J.R. Smith, the New York Knicks’ charismatic, enigmatic guard, has until June 26 to decide whether he is going to opt into the second and final year of his contract with the Knicks.
Smith signed with the Knicks in February, following a stint in China where he signed with the Zhejiang Golden Bulls during the lockout. The Knicks used their “stretch exception” to sign Smith – a two year, $5 million deal with a player option for the second year. With the deadline to opt in or opt out approaching, Smith must decide whether he wants to test the free agency market or stay with the Knicks, close to home.
The Knicks’ sixth man and New Jersey native isn’t sure what he will do, but Smith likes being close to home.
“I’m getting kind of spoiled right now, going up and down the Turnpike,” Smith said. “My mom’s right there. She’s cooking. She’s coming up to New York and cleaning my place.
“After having that, I think it’s going to be harder off the court than it will be on the court [to leave]. On the court basketball is basketball everywhere. But you got your family and friends and everybody, so it will be tough.”
Indeed, basketball is basketball for J.R. Smith; he who throws down windmill dunks down ten points in a playoff game, whose favorite shot is a stepback 20-footer – a shot too close to the hoop to count for three points, but too far away to ever be considered an easy shot.
However, it’s become increasingly harder to imagine Smith playing for another team next season. For one, Smith is a weapon off the bench, capable of absurd scoring outbursts, and capable of affecting the game in other ways. This past season, due to injuries on the Knicks, Smith was forced to handle the ball a bit more, and while certainly not an ideal situation, Smith lowered his turnover rate below his career average, while posting one of the higher assist rates in his career, and also posting the best assist-to-turnover ratio in his career. Also known as a lackluster defender, Smith put up a career high 1.5 steals per game this season and grabbed the second highest rebound rate of his career.

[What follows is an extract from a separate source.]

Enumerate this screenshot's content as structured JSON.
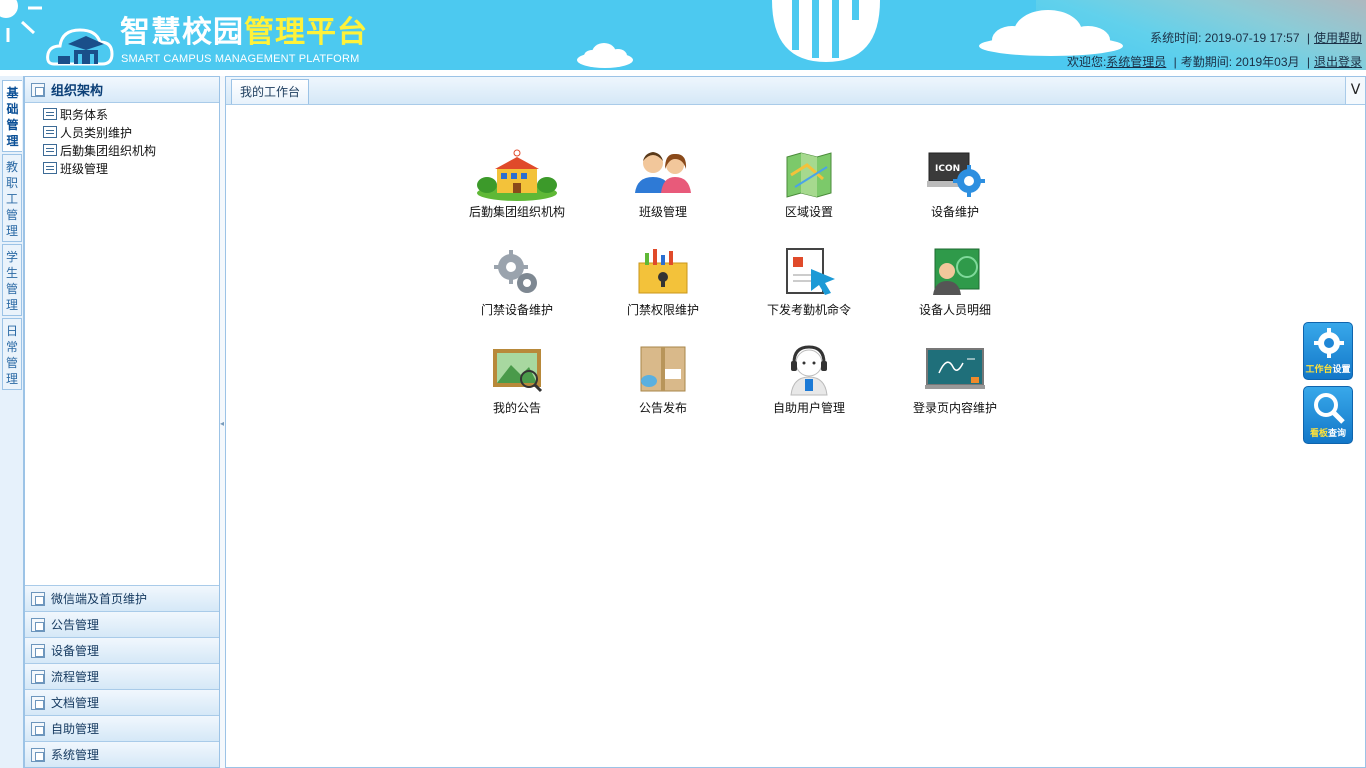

Likewise, Smith’s colorful off-court persona has grown on many fans. During the season he was fined for posting a picture of his scantily clad lady friend, in an event that while perhaps in poor taste, was also pretty harmless. His candid Twitter account is practically a play-by-play of his daily activities. He also recently organized an impromptu late night bike ride around New York City with some of his fans.
Smith can be frustrating on the court and a volatile personality in the locker room, but he is also endearing an undoubtedly one of the most talented sixth men in the league. If Smith is really concerned about winning, New York might be his best chance, and it would be a sign of maturity for Smith to take less than his market value and stay in New York to help the Knicks preserve cap space and add depth to the roster.
And after all, who doesn’t enjoy a home-cooked meal from their mom? I hope J.R. Smith stays.